“I would put Thatcher in the same category. The reason I didn’t put out a statement on learning of her death is that I want to emphasize the positive,” said King, who once called the IRA “the legitimate voice of occupied Ireland” but dialed back his involvement in the North after the 9/11 attacks.
“She was a strong ally of the U.S. and I give her tremendous credit for that, but not on Northern Ireland, where I was very involved during the time of the hunger strikes and throughout her time as prime minister.”
King cites the notorious shoot-to-kill policy, the Stalker report, the so-called supergrass trials, and the Diplock courts among examples of the wrong-headedness of Thatcher’s approach and he admits her political intransigence helped to prolong the war in the North.
“Tony Blair had a much larger vision when it came to Northern Ireland,” King admits.
“Thatcher looked upon it as part of her job to preserve the British Empire. I think she saw Northern Ireland as a terrorist issue, not realizing that human rights were being violated.

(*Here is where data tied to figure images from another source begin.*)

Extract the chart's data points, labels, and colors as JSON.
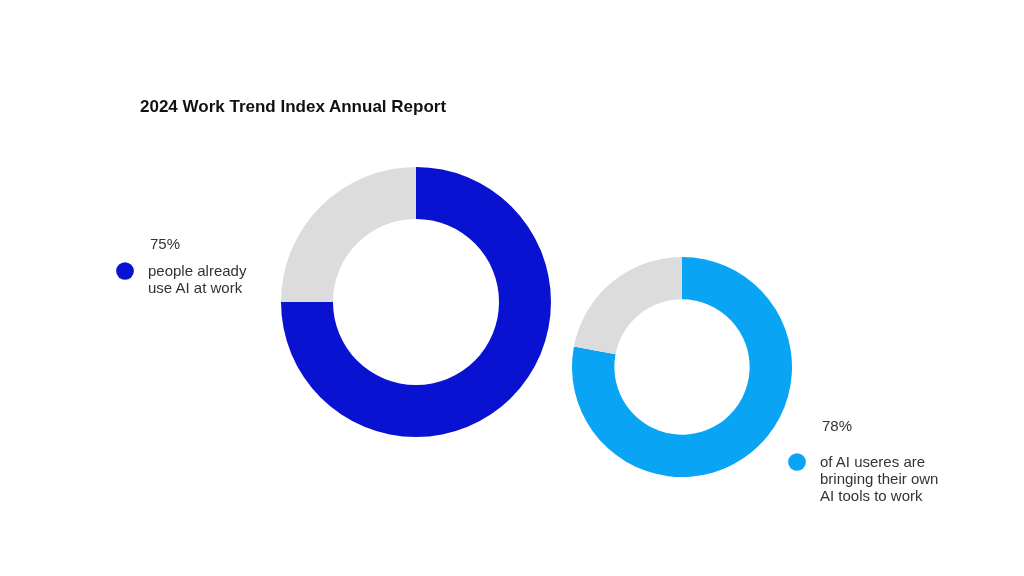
{
  "chart_data": [
    {
      "type": "donut",
      "title": "2024 Work Trend Index Annual Report",
      "categories": [
        "people already use AI at work",
        null
      ],
      "values": [
        75,
        25
      ],
      "colors": [
        "#0a12d2",
        "#dcdcdc"
      ],
      "value_labels": [
        "75%",
        null
      ],
      "legend": "left"
    },
    {
      "type": "donut",
      "categories": [
        "of AI useres are bringing their own AI tools to work",
        null
      ],
      "values": [
        78,
        22
      ],
      "colors": [
        "#0aa4f4",
        "#dcdcdc"
      ],
      "value_labels": [
        "78%",
        null
      ],
      "legend": "bottom right"
    }
  ]
}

I don’t know how much thought or focus she gave to it.”
But unlike most Irish American leaders, King parcels out her legacy as a mixed bag.

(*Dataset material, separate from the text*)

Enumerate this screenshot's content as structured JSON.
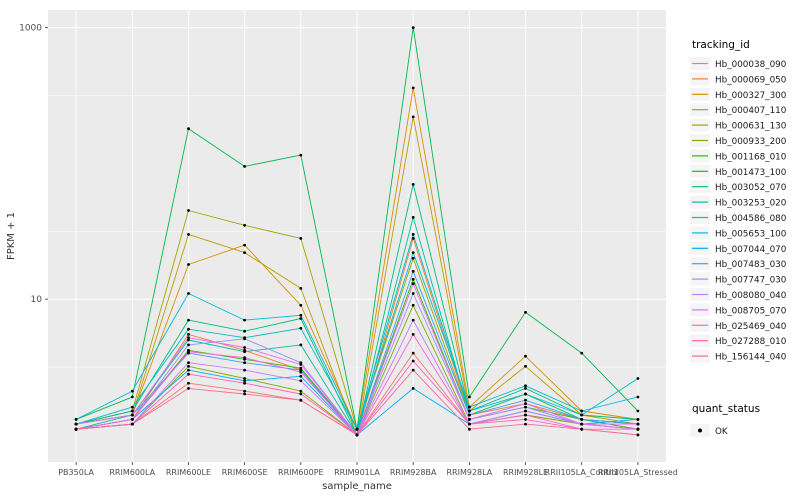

“She did what had to be done. Britain was going through a very rough time and I give her credit for bringing it back. I give her credit for a very strong alliance with the U.S. I have a very divided view of her legacy,” he says.
Brendan Moore, the national president of the Ancient Order of Hibernians told the Irish Voice, “I haven’t polled anyone in the organization, I can only tell you personally that I was the national Freedom for All Ireland chairman for 14 years, and my purview was the north of Ireland and lobbying on behalf of the six counties.
“In my view Margaret Thatcher demonstrated incredible inhuman insensitivity bordering on heartlessness when it came to the six counties and into the lives of British people too. She just trampled all over them. She consistently refused to acknowledge any polices contrary to her own perceptions.”
Jack Meehan, former president of the AOH, experienced her foreign policy first hand.
“I happened to be very much involved when the hunger strikes were going on in the 1980s and when Joe Doherty, who had escaped from Crumlin Road Jail, was incarcerated here in the U.S.,” he remembers.
“I cannot find one redeeming factor about the woman, to be honest with you. Thatcher was a terrible person, not only for the Irish but also for her own people. Look what she did to the miners.”